Résumé

  • Les tests générés visent le code modernisé ; la documentation précise qu’ils ne valident pas la conservation des fonctions du code d’origine.
  • Tests existants portés, nouveaux tests, vérification locale et recette en fonctionnement ne constituent pas une seule preuve.

Une migration peut livrer davantage de tests sans avoir réglé la question la plus importante : qui décide que le logiciel fait encore ce que son client attend ? La génération de tests unitaires annoncée par AWS Transform pour .NET le 10 septembre facilite un travail concret. L’outil évalue la testabilité, prépare la couverture et écrit des tests pour des classes adaptées, dont la logique métier et les contrôleurs. Cette option est proposée dans AWS Toolkit for Visual Studio. Sa valeur dépend toutefois de la preuve qu’on lui demande de fournir.

Le guide des tests unitaires fixe une limite nette : les tests sont générés après modernisation et ne valident pas le maintien des fonctions du code initial dans le nouveau code. Ils peuvent enrichir la protection contre des régressions futures sans reconstituer les attentes historiques qui n’auraient jamais été consignées. Confondre ces deux bénéfices ferait glisser la recette.

Les tests déjà présents constituent une catégorie différente. Transform porte les projets MSTest, NUnit et xUnit pris en charge, les exécute et en restitue les résultats.

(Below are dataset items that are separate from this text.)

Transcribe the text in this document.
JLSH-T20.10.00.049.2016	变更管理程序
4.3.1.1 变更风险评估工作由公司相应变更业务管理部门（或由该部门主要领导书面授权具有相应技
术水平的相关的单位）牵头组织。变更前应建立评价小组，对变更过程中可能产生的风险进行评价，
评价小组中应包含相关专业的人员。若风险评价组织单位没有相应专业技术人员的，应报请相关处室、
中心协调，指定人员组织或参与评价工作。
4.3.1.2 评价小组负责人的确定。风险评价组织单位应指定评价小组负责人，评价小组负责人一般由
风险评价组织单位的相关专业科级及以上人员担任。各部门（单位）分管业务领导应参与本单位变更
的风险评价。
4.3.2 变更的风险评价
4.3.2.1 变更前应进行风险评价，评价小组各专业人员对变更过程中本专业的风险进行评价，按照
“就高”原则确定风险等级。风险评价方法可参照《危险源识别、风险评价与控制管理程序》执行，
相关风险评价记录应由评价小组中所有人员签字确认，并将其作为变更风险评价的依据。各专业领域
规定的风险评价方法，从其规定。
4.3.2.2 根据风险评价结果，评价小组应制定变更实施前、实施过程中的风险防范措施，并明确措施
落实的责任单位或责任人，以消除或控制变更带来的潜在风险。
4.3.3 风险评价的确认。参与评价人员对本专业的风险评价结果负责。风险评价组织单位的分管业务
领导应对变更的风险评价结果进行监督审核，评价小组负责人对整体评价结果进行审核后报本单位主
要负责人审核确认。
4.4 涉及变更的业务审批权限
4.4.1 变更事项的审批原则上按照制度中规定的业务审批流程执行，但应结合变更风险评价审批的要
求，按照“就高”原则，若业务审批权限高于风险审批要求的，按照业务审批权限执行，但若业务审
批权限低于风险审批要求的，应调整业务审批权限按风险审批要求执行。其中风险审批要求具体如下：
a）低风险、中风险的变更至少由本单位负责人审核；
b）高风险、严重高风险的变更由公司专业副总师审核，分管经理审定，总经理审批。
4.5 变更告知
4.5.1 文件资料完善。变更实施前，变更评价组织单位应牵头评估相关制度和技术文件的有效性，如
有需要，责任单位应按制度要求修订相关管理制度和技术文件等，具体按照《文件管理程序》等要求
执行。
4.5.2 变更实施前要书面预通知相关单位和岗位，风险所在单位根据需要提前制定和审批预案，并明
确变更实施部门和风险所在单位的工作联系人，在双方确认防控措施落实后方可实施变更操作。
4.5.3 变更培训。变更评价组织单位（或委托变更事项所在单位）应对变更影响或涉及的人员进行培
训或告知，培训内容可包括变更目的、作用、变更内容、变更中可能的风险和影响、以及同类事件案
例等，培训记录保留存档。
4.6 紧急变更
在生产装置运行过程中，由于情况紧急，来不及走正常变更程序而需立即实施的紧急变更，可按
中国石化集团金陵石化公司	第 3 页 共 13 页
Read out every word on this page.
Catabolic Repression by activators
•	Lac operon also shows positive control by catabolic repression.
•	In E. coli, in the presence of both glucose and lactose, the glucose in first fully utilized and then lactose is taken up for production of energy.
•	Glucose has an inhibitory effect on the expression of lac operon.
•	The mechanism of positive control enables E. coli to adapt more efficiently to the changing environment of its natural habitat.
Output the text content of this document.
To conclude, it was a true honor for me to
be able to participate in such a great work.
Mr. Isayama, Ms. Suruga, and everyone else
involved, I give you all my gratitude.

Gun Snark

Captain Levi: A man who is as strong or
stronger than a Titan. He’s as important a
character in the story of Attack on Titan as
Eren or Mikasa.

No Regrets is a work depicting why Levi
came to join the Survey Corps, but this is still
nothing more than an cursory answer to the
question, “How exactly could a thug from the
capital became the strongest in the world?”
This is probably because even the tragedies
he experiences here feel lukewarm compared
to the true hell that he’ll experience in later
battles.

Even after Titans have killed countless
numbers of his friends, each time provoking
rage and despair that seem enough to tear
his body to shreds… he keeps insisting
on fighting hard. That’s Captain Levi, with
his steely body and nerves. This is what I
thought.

Des attentes précédemment écrites peuvent ainsi être vérifiées sur le code transformé. Cela ne rend pas l’ancienne suite exhaustive et ne garantit pas que chaque situation métier y figure. Les nouveaux tests ajoutent des éléments ; leur nombre ne leur donne pas l’antériorité d’une référence.

Le moment choisi pour les générer change également la portée du contrôle. Activés au début du travail, ils sont inclus dans la vérification locale de compilation. Demandés en mode interactif après transformation, ils ne font pas partie de cette étape déjà terminée. Cette seconde possibilité autorise des modifications du code avant de produire les tests. Elle ne signifie pas qu’ils ne pourront jamais être exécutés, mais qu’une validation précédente ne couvre pas rétroactivement leur arrivée.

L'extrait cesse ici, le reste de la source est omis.